Así pues, sin alcanzar, ni mucho menos, la mayoría simple de balcones, mi patio de manzana lucía medio año atrás un número considerable de baluartes soberanistas, expresión inequívoca de que algunos de mis vecinos se posicionaban a favor de acudir a la llamada de las falsas urnas. Tras el fiasco del simulacro de referéndum, el panorama de los balcones abanderados empezó a cambiar. El primer síntoma consistió en algunas bajas que situé más o menos en el 6º 1ª del edificio que se alza a mi derecha, el 4º 2ª de la escalera izquierda y el 3º 1ª de la fachada central que da a norte. Eran de las más nuevas, y con su desaparición se hizo más patente que las restantes, las más insistentes, mostraban signos de deterioro y desencanto: desteñidas, deshilachadas y francamente sucias. A mediados de diciembre, el bajón del Barça y las fiestas navideñas hicieron hueco a otras noticias en los monocordes medios públicos, y las insignias de la incapacidad política se fueron degradando al son de las disputas que resquebrajaron el imposible conglomerado de partidos soberanistas. Algunas colgaban ya de una sola de sus cintas de amarre y ondeaban arrugadas sobre sí mismas: una metáfora de lo que ocurría en muchas conciencias.

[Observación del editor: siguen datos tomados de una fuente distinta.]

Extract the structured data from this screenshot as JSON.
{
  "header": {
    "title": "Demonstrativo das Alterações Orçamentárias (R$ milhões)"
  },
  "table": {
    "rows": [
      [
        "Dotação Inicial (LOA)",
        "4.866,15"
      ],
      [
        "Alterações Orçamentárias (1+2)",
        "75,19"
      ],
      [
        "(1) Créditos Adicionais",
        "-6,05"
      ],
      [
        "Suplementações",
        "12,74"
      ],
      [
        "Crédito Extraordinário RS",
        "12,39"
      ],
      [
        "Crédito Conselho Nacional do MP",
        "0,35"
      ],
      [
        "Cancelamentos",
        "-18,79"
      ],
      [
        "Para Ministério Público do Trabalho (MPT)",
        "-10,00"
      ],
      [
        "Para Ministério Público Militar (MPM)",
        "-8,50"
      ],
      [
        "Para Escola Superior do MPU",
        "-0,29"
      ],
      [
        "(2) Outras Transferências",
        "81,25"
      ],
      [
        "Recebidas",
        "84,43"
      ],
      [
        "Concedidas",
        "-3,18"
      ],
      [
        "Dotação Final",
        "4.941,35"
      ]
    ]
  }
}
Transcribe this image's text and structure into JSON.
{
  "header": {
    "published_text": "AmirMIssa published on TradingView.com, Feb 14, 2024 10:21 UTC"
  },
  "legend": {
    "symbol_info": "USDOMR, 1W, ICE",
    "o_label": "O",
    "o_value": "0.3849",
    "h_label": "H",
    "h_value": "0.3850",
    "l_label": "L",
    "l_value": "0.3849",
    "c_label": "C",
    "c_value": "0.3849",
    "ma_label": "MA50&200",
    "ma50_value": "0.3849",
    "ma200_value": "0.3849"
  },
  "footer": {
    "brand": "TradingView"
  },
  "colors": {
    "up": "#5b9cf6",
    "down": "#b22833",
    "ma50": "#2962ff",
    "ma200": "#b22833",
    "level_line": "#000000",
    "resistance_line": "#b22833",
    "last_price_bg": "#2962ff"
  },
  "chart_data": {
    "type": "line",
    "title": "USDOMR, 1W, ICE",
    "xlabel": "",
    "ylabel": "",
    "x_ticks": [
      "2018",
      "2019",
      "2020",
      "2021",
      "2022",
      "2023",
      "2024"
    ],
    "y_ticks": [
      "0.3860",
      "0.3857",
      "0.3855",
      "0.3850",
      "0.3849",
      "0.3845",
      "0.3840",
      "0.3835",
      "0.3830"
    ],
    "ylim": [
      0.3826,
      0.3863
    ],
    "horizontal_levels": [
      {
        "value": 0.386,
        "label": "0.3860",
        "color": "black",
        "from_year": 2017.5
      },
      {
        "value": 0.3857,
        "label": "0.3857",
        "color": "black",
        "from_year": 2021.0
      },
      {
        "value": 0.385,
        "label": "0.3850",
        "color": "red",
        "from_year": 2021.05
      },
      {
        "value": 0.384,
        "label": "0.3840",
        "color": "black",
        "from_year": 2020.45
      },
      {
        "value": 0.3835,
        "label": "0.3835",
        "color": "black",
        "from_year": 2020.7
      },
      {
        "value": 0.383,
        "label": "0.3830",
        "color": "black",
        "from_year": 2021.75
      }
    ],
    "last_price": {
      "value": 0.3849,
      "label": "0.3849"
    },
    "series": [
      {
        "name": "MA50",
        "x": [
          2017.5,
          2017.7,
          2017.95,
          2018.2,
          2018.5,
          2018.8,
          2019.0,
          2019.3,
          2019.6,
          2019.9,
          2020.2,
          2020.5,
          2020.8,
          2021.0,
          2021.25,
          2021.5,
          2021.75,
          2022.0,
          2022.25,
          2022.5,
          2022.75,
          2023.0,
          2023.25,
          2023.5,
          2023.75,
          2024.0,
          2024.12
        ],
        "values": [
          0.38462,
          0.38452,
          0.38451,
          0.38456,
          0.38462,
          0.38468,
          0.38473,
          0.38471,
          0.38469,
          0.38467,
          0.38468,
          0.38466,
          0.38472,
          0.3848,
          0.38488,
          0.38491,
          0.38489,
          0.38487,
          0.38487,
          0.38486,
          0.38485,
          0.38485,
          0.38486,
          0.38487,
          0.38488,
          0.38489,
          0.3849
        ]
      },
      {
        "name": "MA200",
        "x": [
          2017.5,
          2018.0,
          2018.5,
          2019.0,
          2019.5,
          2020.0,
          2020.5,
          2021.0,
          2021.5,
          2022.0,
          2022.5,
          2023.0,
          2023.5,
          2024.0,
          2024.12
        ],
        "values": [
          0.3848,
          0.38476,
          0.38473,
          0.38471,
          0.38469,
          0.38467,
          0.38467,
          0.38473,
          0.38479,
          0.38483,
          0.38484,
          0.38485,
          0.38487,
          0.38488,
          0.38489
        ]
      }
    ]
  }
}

Las pocas estelades que sobreviven en mi patio de manzana en este inicio de primavera tienen un aspecto lamentable: sus colores desleídos tienden al gris ceniza y la tela cede en sus bordes deshilachados. Me extraña que mis vecinos independentistas no las renueven. En su lugar, yo no permitiría que tales símbolos patrióticos perdieran vistosidad al son de la meteorología y las terceras vías, cada vez más autorizadas. A lo mejor es que se han hecho desafectos al procés a golpe de realismo y prudencia. Sería lo normal. Los subidones emocionales suelen dar paso a tiempos de reflexión; tiempos para el humor y la distancia; tiempos para reconciliarse con los familiares o amigos más exaltados con los que habíamos dejado de vernos.

Además, los mandarines andan a la greña y los ciudadanos sospechan que detrás de las proclamas por liberarnos del yugo celtíbero y de tanto exigir el derecho a nuestro destino como cuerpo místico no hay más que un patio de mi casa que no es particular porque cuando llueve se moja como los demás. Mal momento para los bazares chinos y para los mercadillos de gadgets y pegatinas secesionistas. De todas maneras, se acerca otro Sant Jordi y quién sabe si, como a muchos nos parecería deseable, volverán a ondear por unos días senyeres razonables con eclipse de estrella.